Recipe courtesy of Steggles
Serves 4 | 30 mins
Ingredients
400g chicken thigh fillets, cut into 4cm pieces
1 small red onion, chopped
4 cloves garlic
2 teaspoons grated ginger
1 lime, rind finely grated, juiced
1 teaspoon group turmeric
2 teaspoons mild curry powder
3 teaspoons fish sauce
1-2 small red chillies, deseeded & chopped
1/3 chopped coriander stems, plus leaves to garnish
1/4 cup peanut oil, plus extra 2 teaspoons
400ml can coconut milk
1 carrot peeled and sliced
100g green beans, ends trimmed, halved
1 small red capsicum, chopped
100g broccoli, cut into small florets
2/3 cup bean sprouts
2 tablespoons shredded coconut, toasted
3 cups cooked long-grain white rice to serve
Method
1. Process onion, garlic, ginger, turmeric powder, curry powder, fish sauce, chilli sauce, coriander stems and 1⁄3 cup of peanut oil until a smooth paste forms.

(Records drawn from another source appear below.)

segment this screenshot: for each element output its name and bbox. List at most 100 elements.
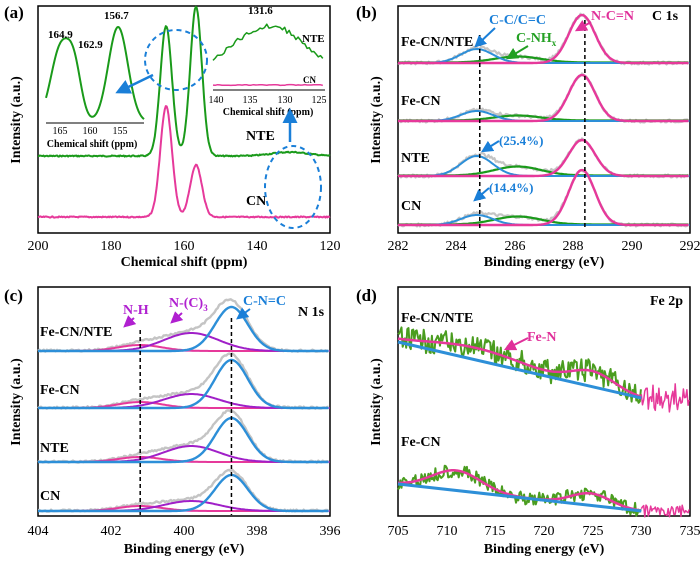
percent-label: (25.4%): [499, 133, 543, 148]
raw-spectrum-line: [397, 169, 690, 228]
panel-c-xtick: 398: [247, 524, 268, 539]
arrow: [505, 45, 529, 60]
panel-b-sample-label: NTE: [401, 151, 430, 166]
panel-c-sample-label: NTE: [40, 441, 69, 456]
panel-c-letter: (c): [4, 286, 23, 305]
panel-a-xlabel: Chemical shift (ppm): [121, 255, 248, 270]
arrow: [170, 311, 184, 324]
panel-c-sample-label: CN: [40, 489, 60, 504]
panel-a-xtick: 120: [320, 239, 341, 254]
fit-cnc-line: [38, 305, 329, 353]
label-nc3-main: N-(C): [169, 296, 204, 311]
inset-right-line-cn: [212, 83, 323, 87]
panel-c-xtick: 400: [174, 524, 195, 539]
inset-left-xlabel: Chemical shift (ppm): [47, 139, 138, 150]
percent-label: (14.4%): [489, 180, 533, 195]
label-cnh: C-NHx: [516, 31, 557, 48]
panel-b-ylabel: Intensity (a.u.): [369, 76, 384, 164]
fit-ncn-line: [398, 168, 689, 227]
fit-ncn-line: [398, 13, 689, 65]
panel-d-title: Fe 2p: [650, 294, 683, 309]
panel-a-series-label-nte: NTE: [246, 129, 275, 144]
panel-c-xlabel: Binding energy (eV): [124, 542, 245, 557]
raw-spectrum-line: [397, 326, 642, 404]
label-ncn: N-C=N: [591, 9, 634, 24]
fit-ncn-line: [398, 73, 689, 123]
panel-b-xtick: 288: [563, 239, 584, 254]
label-nh: N-H: [123, 303, 149, 318]
panel-b-sample-label: Fe-CN: [401, 94, 441, 109]
panel-c-xtick: 402: [101, 524, 122, 539]
panel-b-xtick: 282: [388, 239, 409, 254]
arrow: [123, 315, 137, 328]
panel-d-xtick: 735: [680, 524, 700, 539]
panel-c: (c) N 1s Intensity (a.u.) Binding energy…: [4, 286, 341, 557]
panel-b-title: C 1s: [652, 9, 679, 24]
arrow: [480, 140, 500, 153]
panel-c-sample-label: Fe-CN/NTE: [40, 325, 112, 340]
panel-d-xtick: 710: [437, 524, 458, 539]
panel-b-xtick: 290: [622, 239, 643, 254]
label-cc: C-C/C=C: [489, 13, 546, 28]
raw-spectrum-line: [38, 468, 330, 513]
fit-nc3-line: [38, 445, 329, 463]
arrow: [574, 20, 592, 32]
raw-spectrum-line: [37, 352, 329, 410]
arrow: [503, 337, 529, 351]
panel-d-sample-label: Fe-CN/NTE: [401, 311, 473, 326]
background-line: [397, 340, 642, 400]
panel-d-xtick: 725: [583, 524, 604, 539]
highlight-ellipse: [144, 29, 208, 91]
panel-b-letter: (b): [356, 3, 377, 22]
panel-c-xtick: 404: [28, 524, 49, 539]
raw-spectrum-line: [398, 72, 690, 124]
inset-left-peak-label: 162.9: [78, 39, 103, 51]
inset-right-xtick: 135: [243, 95, 258, 106]
inset-left-xtick: 165: [53, 126, 68, 137]
inset-right-label-cn: CN: [303, 75, 316, 85]
panel-a-series-label-cn: CN: [246, 194, 266, 209]
panel-b-plot: [397, 5, 691, 234]
inset-left-xtick: 155: [113, 126, 128, 137]
fit-cnc-line: [38, 358, 329, 410]
fit-cnc-line: [38, 473, 329, 513]
panel-a-frame: [37, 5, 331, 234]
inset-left-peak-label: 164.9: [48, 29, 73, 41]
panel-d-xtick: 720: [534, 524, 555, 539]
fit-cnc-line: [38, 416, 329, 464]
arrow: [115, 73, 154, 94]
inset-left-peak-label: 156.7: [104, 10, 129, 22]
panel-c-title: N 1s: [298, 305, 325, 320]
inset-right-xlabel: Chemical shift (ppm): [223, 107, 314, 118]
label-fen: Fe-N: [527, 330, 557, 345]
panel-c-plot: [37, 286, 331, 517]
series-line-cn: [37, 105, 331, 219]
panel-d-xlabel: Binding energy (eV): [484, 542, 605, 557]
label-nc3-sub: 3: [203, 303, 208, 313]
panel-d-ylabel: Intensity (a.u.): [369, 358, 384, 446]
fit-fen-line: [397, 337, 642, 398]
panel-a-ylabel: Intensity (a.u.): [9, 76, 24, 164]
panel-b-sample-label: CN: [401, 199, 421, 214]
inset-right-xtick: 130: [278, 95, 293, 106]
label-nc3: N-(C)3: [169, 296, 208, 313]
panel-d-xtick: 705: [388, 524, 409, 539]
panel-d-xtick: 730: [631, 524, 652, 539]
inset-left-xtick: 160: [83, 126, 98, 137]
panel-a: (a) Intensity (a.u.) Chemical shift (ppm…: [4, 3, 341, 270]
panel-d-sample-label: Fe-CN: [401, 435, 441, 450]
inset-right-peak-label: 131.6: [248, 5, 273, 17]
panel-b-xtick: 292: [680, 239, 700, 254]
inset-left-line: [45, 26, 145, 120]
panel-c-sample-label: Fe-CN: [40, 383, 80, 398]
panel-d-plot: [397, 286, 691, 518]
panel-b-xtick: 286: [505, 239, 526, 254]
inset-right-xtick: 140: [209, 95, 224, 106]
panel-a-letter: (a): [4, 3, 24, 22]
panel-d-xtick: 715: [485, 524, 506, 539]
panel-b-xlabel: Binding energy (eV): [484, 255, 605, 270]
panel-c-ylabel: Intensity (a.u.): [9, 358, 24, 446]
arrow: [236, 307, 251, 320]
inset-right-xtick: 125: [312, 95, 327, 106]
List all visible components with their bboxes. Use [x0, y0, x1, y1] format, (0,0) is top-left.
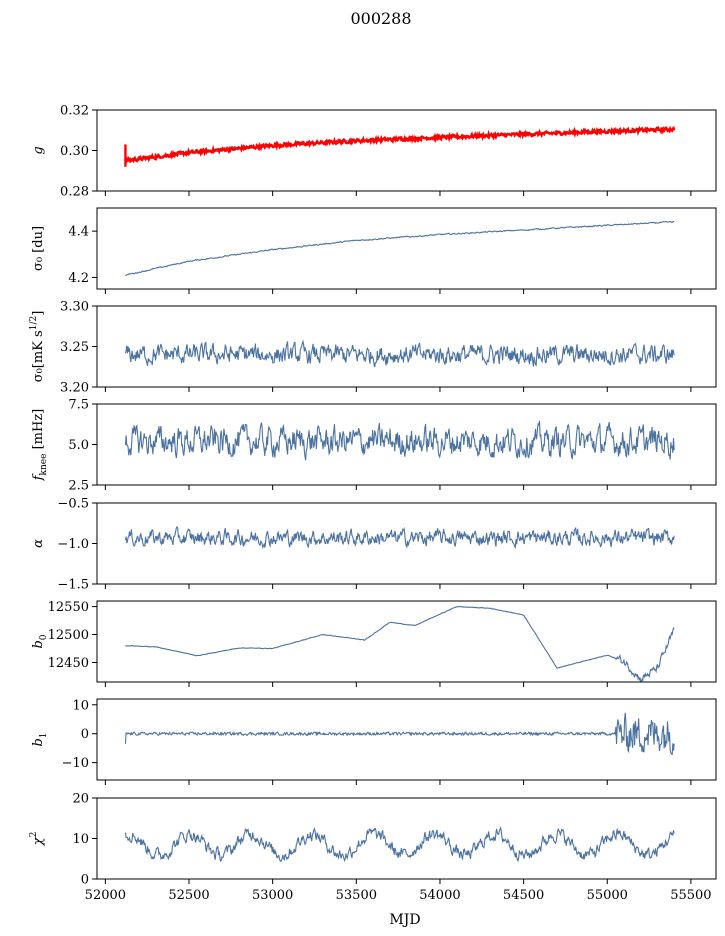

2. Heat extra 2 teaspoons of peanut oil in a large deep frying pan over medium-high heat. Add curry paste and cook, stirring for 2 minutes or until fragrant. Add the coconut milk and curry sauce and bring to the boil. Reduce heat to medium.
3. Add the chicken and carrot to curry mixture and simmer for 4 minutes.
4. Add the beans and simmer for 3 minutes.
5. Add the capsicum and broccoli and simmer for a further 4 minutes or until the chicken is cooked through and vegetables are just tender. Remove from heat. Stir through the lime juice.
6. Top chicken curry with bean sprouts, toasted coconut and coriander sprigs. Serve chicken curry with rice.